When I taught 4th grade, common refrains in the classroom were, “Pay attention!” and, “Focus on what you’re doing!” And then it hit me – of course the kids’ attention was scattered everywhere. With 20 other kids fidgeting and making noise, shenanigans in the hallway, windows promising a beautiful day after school, and (let’s face it) an often less than thrilling assignment, I wouldn’t be able to focus either! My students didn’t need to be reminded to focus, they needed to be taught how to tune out the world and tune into the task at hand. When outside stimuli are muted, kids can calm their mind and let go of the internal noise, too. So, we began to become Spiderman (or Spidergirl, Spiderlady, whatever title they chose).
Spiderman has several superpowers, and one of them is his “spidey-senses”. To become like Spiderman, we had to magnify our sensory perceptions. We started with our sense of hearing. The children sat tall and imagined that they were going to use their ears to listen, just as a magnifying glass is used to see. Their ears were to become extremely sensitive, so much that should listen for butterfly wings or their neighbor blinking. For about 30 seconds, they were to choose one sound they could hear – the air conditioner humming, cars driving by, a teacher next door – it could be any sound but they had to choose only one. Using a stop watch, I gave the kids 30 seconds to really collect their chosen sound. At the end of the time, I gently asked them to make a memory of their sound. Then, I asked for a couple volunteers to share their sound. After each shared, the entire class took about 10 seconds to listen for that sound. This activity can be repeated regularly and in different locations. Encourage the kids to try the sound collection at home with their families.
Another way to grow super hearing like Spiderman is to use tingsha bells. Tingsha bells are like tiny cymbals joined by a leather strap that, when struck, produce a lovely lingering tone. This time, I had children sit up tall on their chairs (or on the floor), eyes closed, palms up on their laps. I told them their palms acted as extra ears, sensitive to sound waves (a science lesson, too!). I rang the tingsha once and as long as they heard the sound, their palms remained up. When they no longer heard the tone, they turned their palms down. Try this a couple of times. Then, you can use it to quiet the kids throughout the school day. When they hear the chime, they turn on their spider-sense ears and listen for the end of the chime.
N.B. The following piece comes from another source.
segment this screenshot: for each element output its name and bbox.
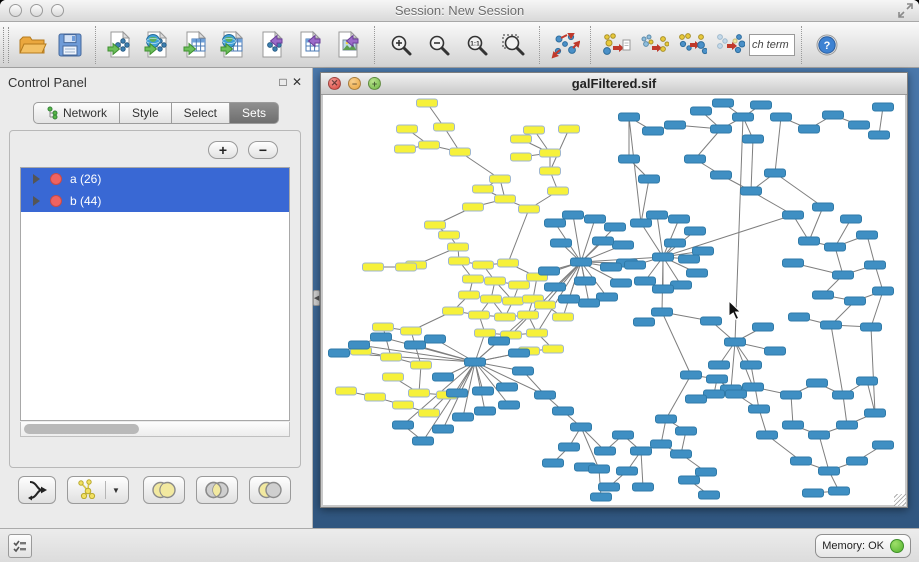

The next activity grows several Spiderman powers at once. Each child needs a flower (a real one, not plastic or silk). Kids hold the flower gently. Explain that when you ring a bell (or tingsha), they should use their sense of touch to explore the flower – gently touch the petals, stem, and leaves. Remind them to use their super spider senses to really feel the flower, and only the flower. Is it soft? Furry? Smooth or sticky? Heavy? The next time you ring the bell, kids are to smell the flower. Breathe deeply and notice any fragrance. Is the smell the same near the petals as the stem? The third chime will turn on the students super spider eyes. They should really look at their flower, starting at the center and notice the colors, the shades, patterns, and textures. Don’t forget the stem and leaves! All of their visual attention should be on their flower – super focus! A fourth chime ends the activity. Kids could then use their observations to write about a flower from a a spider’s point of view (a language arts and science lesson rolled into one fun activity!).
Finally, Spiderman needs a super sense of taste. For this, you pass out any piece of food (cereal, raisin, chocolate chip, etc.). I liked using grapes. They start by using all the other spider senses they’ve developed to observe the grape – look at it, smell it, and feel it. Then, kids place the grape in their mouth. Does it have a taste right away? How does it feel on their tongues? What temperature is it? Then, they can slowly begin to chew the grape, noticing the juices. How does the texture change? Is there a sound when you bite? Try to chew as slowly as you can. Does the taste change? Children eventually swallow the grape. Can they still taste it? Can they feel it moving down their throat?
With enough practice and modeling, focus will become easier for your children. Just have them turn on their Spiderman powers to focus on the task at hand.